Présentation

Karine Nivon, ou bien Namkha, ce dernier est mon nom qui me relie à ma nature chamanique, au-delà de toute origine ethnique et temporelle. Depuis toujours, j’aime ressentir les petites choses que m’offrent mes perceptions ordinaires. Ce chemin me permet une connexion à moi-même, à l’autre et à l’univers. Une poésie que je continue d’appréhender comme le plus grand mystère.

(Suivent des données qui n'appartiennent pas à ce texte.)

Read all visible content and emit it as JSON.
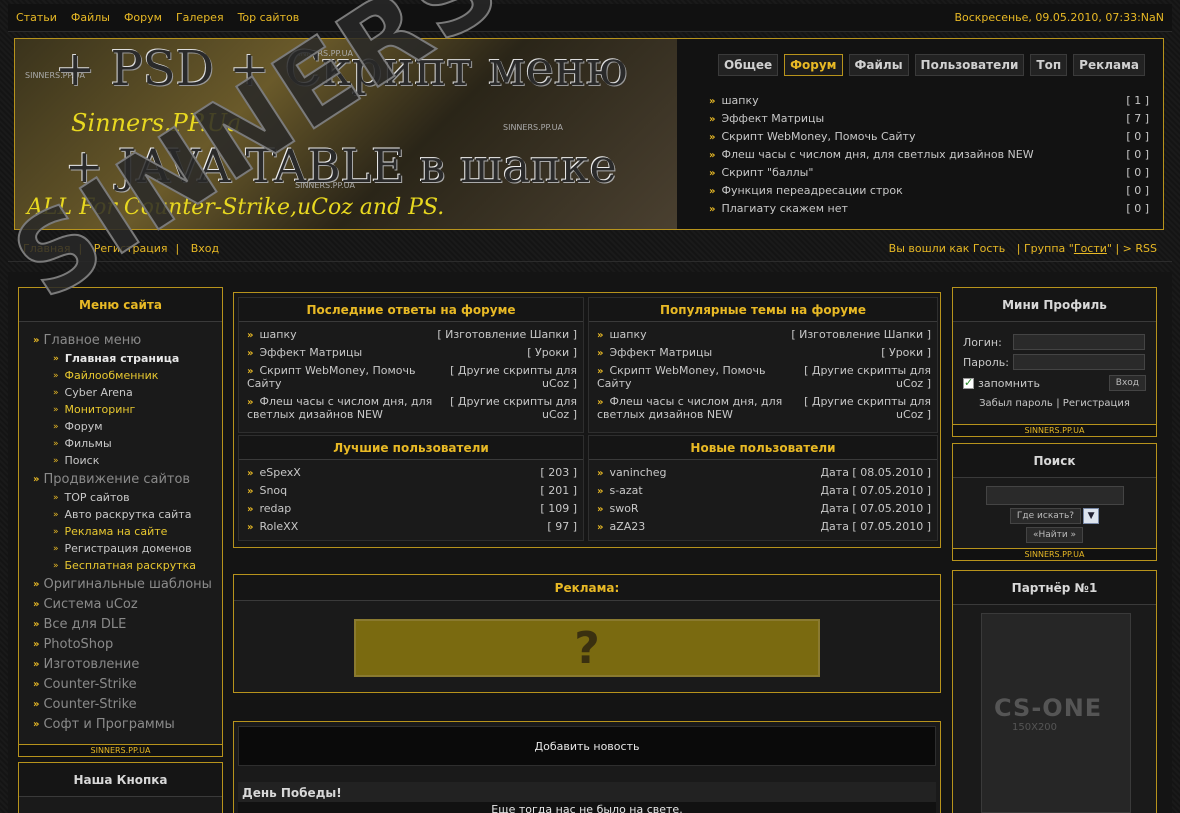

Je suis née avec la sensibilité, les joies simples, le respect de la nature, et les rites des peuples premiers. Je me rappelle du plaisir qui m’habitait lorsque je jouais du tambour sur des chaises, que je préparais le feu dans mes jeux, que je dansais sur de la musique andine et que je m’habillais en indienne.

J’ai une profonde connexion aux mondes du rêve, de la forêt, des animaux et plus particulièrement des chevaux.

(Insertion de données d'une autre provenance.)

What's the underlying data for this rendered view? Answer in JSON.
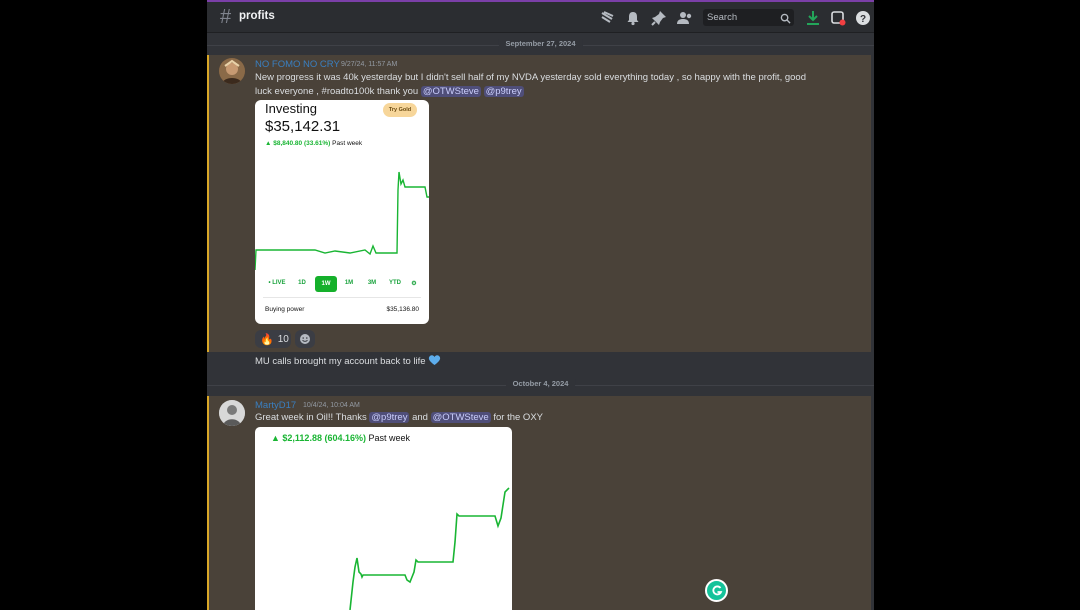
{
  "header": {
    "channel_name": "profits",
    "search_placeholder": "Search"
  },
  "dividers": [
    "September 27, 2024",
    "October 4, 2024"
  ],
  "messages": [
    {
      "username": "NO FOMO NO CRY",
      "timestamp": "9/27/24, 11:57 AM",
      "text_line1": "New progress it was 40k yesterday but I didn't sell half of my NVDA yesterday sold everything today , so happy with the profit, good",
      "text_line2_prefix": "luck everyone , #roadto100k thank you",
      "mentions": [
        "@OTWSteve",
        "@p9trey"
      ],
      "card": {
        "title": "Investing",
        "try_gold": "Try Gold",
        "value": "$35,142.31",
        "change": "▲ $8,840.80 (33.61%)",
        "period": "Past week",
        "ranges": [
          "• LIVE",
          "1D",
          "1W",
          "1M",
          "3M",
          "YTD",
          "⚙"
        ],
        "active_range": "1W",
        "buying_power_label": "Buying power",
        "buying_power_value": "$35,136.80"
      },
      "reactions": [
        {
          "emoji": "🔥",
          "count": "10"
        }
      ],
      "followup": "MU calls  brought my account back to life"
    },
    {
      "username": "MartyD17",
      "timestamp": "10/4/24, 10:04 AM",
      "text_prefix": "Great week in Oil!! Thanks",
      "mention1": "@p9trey",
      "text_mid": "and",
      "mention2": "@OTWSteve",
      "text_suffix": "for the OXY",
      "card": {
        "change": "▲ $2,112.88 (604.16%)",
        "period": "Past week"
      }
    }
  ],
  "colors": {
    "accent_bar": "#d9a728",
    "highlight_bg": "#4a4239",
    "chart_green": "#19b533",
    "username_blue": "#3a7fc0"
  }
}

Toute petite, je faisais déjà des rêves où j’agissais de manière consciente. J’ai su que la mort nous ramène à la vie, que des aspects de moi interagissent dans différents espaces, que je suis guidée et que mes rêves peuvent parfois éclairer les autres.
Mon refuge est la forêt. En son sein, simple et naturelle, je ne peux pas être autre que moi. Je suis alors mes élans librement. Attentive et patiente, j’ai appris à l’écouter et à la laisser me transformer pour mieux me retrouver.

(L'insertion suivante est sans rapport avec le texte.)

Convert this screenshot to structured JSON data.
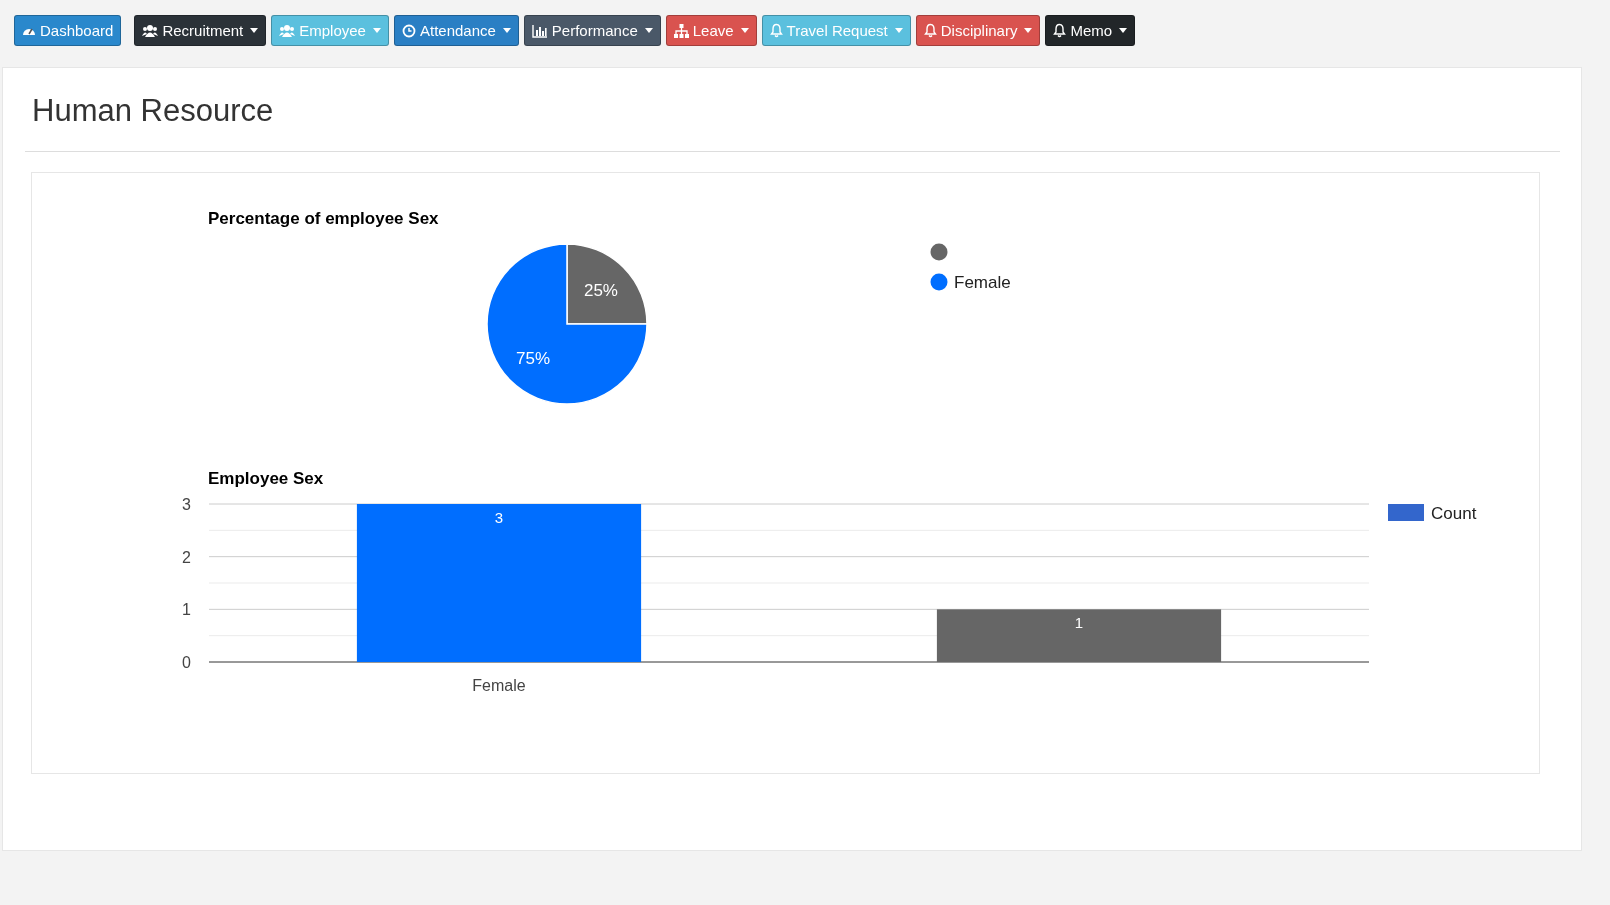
{
  "nav": [
    {
      "label": "Dashboard",
      "kind": "gauge",
      "color": "#2a88cc",
      "dropdown": false
    },
    {
      "label": "Recruitment",
      "kind": "users",
      "color": "#2b3238",
      "dropdown": true
    },
    {
      "label": "Employee",
      "kind": "users",
      "color": "#5bc0de",
      "dropdown": true
    },
    {
      "label": "Attendance",
      "kind": "clock",
      "color": "#2a7fc4",
      "dropdown": true
    },
    {
      "label": "Performance",
      "kind": "chart",
      "color": "#4a5868",
      "dropdown": true
    },
    {
      "label": "Leave",
      "kind": "sitemap",
      "color": "#d9534f",
      "dropdown": true
    },
    {
      "label": "Travel Request",
      "kind": "bell",
      "color": "#5bc0de",
      "dropdown": true
    },
    {
      "label": "Disciplinary",
      "kind": "bell",
      "color": "#d9534f",
      "dropdown": true
    },
    {
      "label": "Memo",
      "kind": "bell",
      "color": "#222629",
      "dropdown": true
    }
  ],
  "page": {
    "title": "Human Resource"
  },
  "pie": {
    "chart_data": {
      "type": "pie",
      "title": "Percentage of employee Sex",
      "categories": [
        null,
        "Female"
      ],
      "values": [
        25,
        75
      ],
      "colors": [
        "#666666",
        "#006eff"
      ],
      "value_labels": [
        "25%",
        "75%"
      ]
    }
  },
  "bar": {
    "chart_data": {
      "type": "bar",
      "title": "Employee Sex",
      "categories": [
        "Female",
        null
      ],
      "series": [
        {
          "name": "Count",
          "values": [
            3,
            1
          ]
        }
      ],
      "colors": [
        "#006eff",
        "#666666"
      ],
      "ylim": [
        0,
        3
      ],
      "yticks": [
        0,
        1,
        2,
        3
      ],
      "data_labels": true
    },
    "legend_swatch": {
      "color": "#3366cc"
    }
  }
}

Enfant, mon expérience du monde humain m’est apparu tellement souffrante que c’est auprès des animaux que j’ai trouvé la tendresse, la bienveillance et l’amour dont j’avais besoin. Cela m’a exercée à développer, à leur côté, une qualité de présence animale qui me permet de sentir de manière très instinctive ce qui se présente. Les chevaux m’ont enseigner à m’affranchir de l’impuissance de mon enfance pour m’ouvrir aux capacités de mon hyper-sensibilité.
 
Intuitive, je fus parfois incomprise. Il semblerait que je sache certaines choses sans vraiment avoir eu les informations. C’est ma manière d’être au monde, ma nature profonde et ma grande richesse. 
J’ai conscience de ces états chamaniques avec les lesquels je fais corps et qui me permettent de percevoir ce qui est juste de donner dans l’instant.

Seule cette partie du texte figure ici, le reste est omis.